Het was het eerste huis in de schaduw van de oude stadsvesten

Uit het kohier van huizen van 1543 en de plattegrond van Cornelis Anthonisz van een jaar later blijkt dat op deze plek dan nog geen huizen staan. Tien jaar later echter is sprake van “Die Hoechstraet met die Buerenhuysen” en van de huizen van “’t Buerencloester”, mogelijk een verwijzing naar de ligging tussen het Pouwelsbroedersklooster en het Bethaniënklooster in. Geopperd wordt dat het nederige voorkomen de toevoeging ‘boeren’ gaf, in elk geval worden ze in de daaropvolgende jaren zo genoemd. Dit geldt zowel voor de huizen in de steeg, als die in de Dwarsstraat. Dit is het straatje dat bij ons hoekpand op nummer 38 op de Kloveniersburgwal uitkwam, maar al snel werd ook dat aangeduid met de Boerensteeg. De Boerensteeg bestaat nog altijd, zij het afgesloten met een hek en niet meer openbaar toegankelijk.

Uit archiefgegevens blijkt dat het hoekperceel een van vier panden moet zijn geweest die Cornelis Luytsz hier bezat en dat hij het verhuurde aan meester Wouter die Barbier, later Mr. Wouter Janssz in de Badtstoef genoemd. In het kohier van 1559 staat precies omschreven dat deze Wouter het eerste huis aan de Vesten of stadswal bewoonde. Vanaf 1562 zou Adriaan Willemsz eigenaaar zijn geweest van de huizen aan de zuiderhoek van de Boerensteeg.

Kade
Boerensteeg 9

De afbraak van de stadsmuur bracht licht en lucht

Tot het einde van de 16e eeuw is de Kloveniersburgwal de buitenste stadsgracht van oud Amsterdam. As deze de functie van verdedigingsgracht verliest wordt begin 17e eeuw de oude stadsmuur gesloopt. Wat een verschil moet dat gemaakt hebben: de huizen kwamen ineens aan de kade te liggen. Ze moesten hiervoor wel melioratie betalen omdat ze nu licht en lucht kregen, maar de panden stegen aanzienlijk in waarde.

De eerst bewaarde overdracht van het hoekhuis dateert van na de afbraak van de wal, als de weduwe Neeltje Thonis het in 1638 voor ƒ 4000,- verkoopt. Al in 1605 was zij eigenaresse, in dat jaar machtigde zij Pieter Coenenz inzake het beheer en de verhuur van haar woningen.
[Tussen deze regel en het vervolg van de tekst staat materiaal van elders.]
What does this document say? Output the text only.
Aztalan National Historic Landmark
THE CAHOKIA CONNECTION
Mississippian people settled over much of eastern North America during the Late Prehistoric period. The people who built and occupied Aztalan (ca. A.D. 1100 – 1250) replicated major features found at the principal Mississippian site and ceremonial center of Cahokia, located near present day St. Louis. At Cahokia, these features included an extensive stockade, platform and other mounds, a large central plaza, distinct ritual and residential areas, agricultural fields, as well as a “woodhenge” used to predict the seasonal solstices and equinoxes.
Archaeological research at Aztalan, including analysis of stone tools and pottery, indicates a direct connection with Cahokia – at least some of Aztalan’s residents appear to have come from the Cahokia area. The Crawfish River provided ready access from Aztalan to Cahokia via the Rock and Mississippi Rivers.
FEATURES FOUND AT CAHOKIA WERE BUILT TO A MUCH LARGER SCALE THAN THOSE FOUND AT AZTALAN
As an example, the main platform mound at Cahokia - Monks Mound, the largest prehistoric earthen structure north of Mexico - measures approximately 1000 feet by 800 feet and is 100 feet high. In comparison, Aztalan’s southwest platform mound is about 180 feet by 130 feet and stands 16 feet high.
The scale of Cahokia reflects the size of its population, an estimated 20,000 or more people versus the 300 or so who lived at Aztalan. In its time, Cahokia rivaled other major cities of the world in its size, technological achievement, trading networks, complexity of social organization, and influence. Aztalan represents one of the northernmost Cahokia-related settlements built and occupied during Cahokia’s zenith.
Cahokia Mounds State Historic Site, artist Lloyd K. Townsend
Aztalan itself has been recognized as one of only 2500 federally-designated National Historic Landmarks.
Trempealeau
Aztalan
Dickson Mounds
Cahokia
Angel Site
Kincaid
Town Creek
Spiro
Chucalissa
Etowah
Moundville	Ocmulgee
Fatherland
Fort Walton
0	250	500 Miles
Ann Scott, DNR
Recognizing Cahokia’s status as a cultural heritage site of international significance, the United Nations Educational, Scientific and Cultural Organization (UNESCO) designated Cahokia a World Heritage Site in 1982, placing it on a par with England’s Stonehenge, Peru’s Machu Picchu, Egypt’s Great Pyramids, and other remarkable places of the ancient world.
Klerenverkoper Willem Pietersz Hasselaer, wordt eigenaar.

Aan de noordzijde grenst het huis aan ’t Boere Steechjen; het perceel ten zuiden is bij de aankoop nog steeds in eigendom bij de erfgenamen van eerdergenoemde Cornelis Luytsz. Aan de achterzijde grenst het aan het huis van Femmetje Theunis met een gemeenschappelijke muur en trap of opgang. Femmetje is de weduwe van schuitenvoerder Jochem Dircxsz, die in 1624 Boerensteeg 9, “een woning en erfje, gelegen bij het Boshuys, in ’t Boerensteegje, getekend nr. 4” van kraanmeester Jan Cornelisz Root, kocht.

1647
Tweeling

Twee nieuwe huizen en een achterhuis

Hasselaer is al enige jaren eigenaar van het hoekperceel aan de gracht als hij in 1647 het achterliggende Boerensteeg 9 van Femmetje kan kopen voor ƒ 2000,-. In datzelfde jaar is het hoekperceel ‘volbouwd’ met twee nieuwe huizen: de huidige Kloveniersburgwal 40 en 38.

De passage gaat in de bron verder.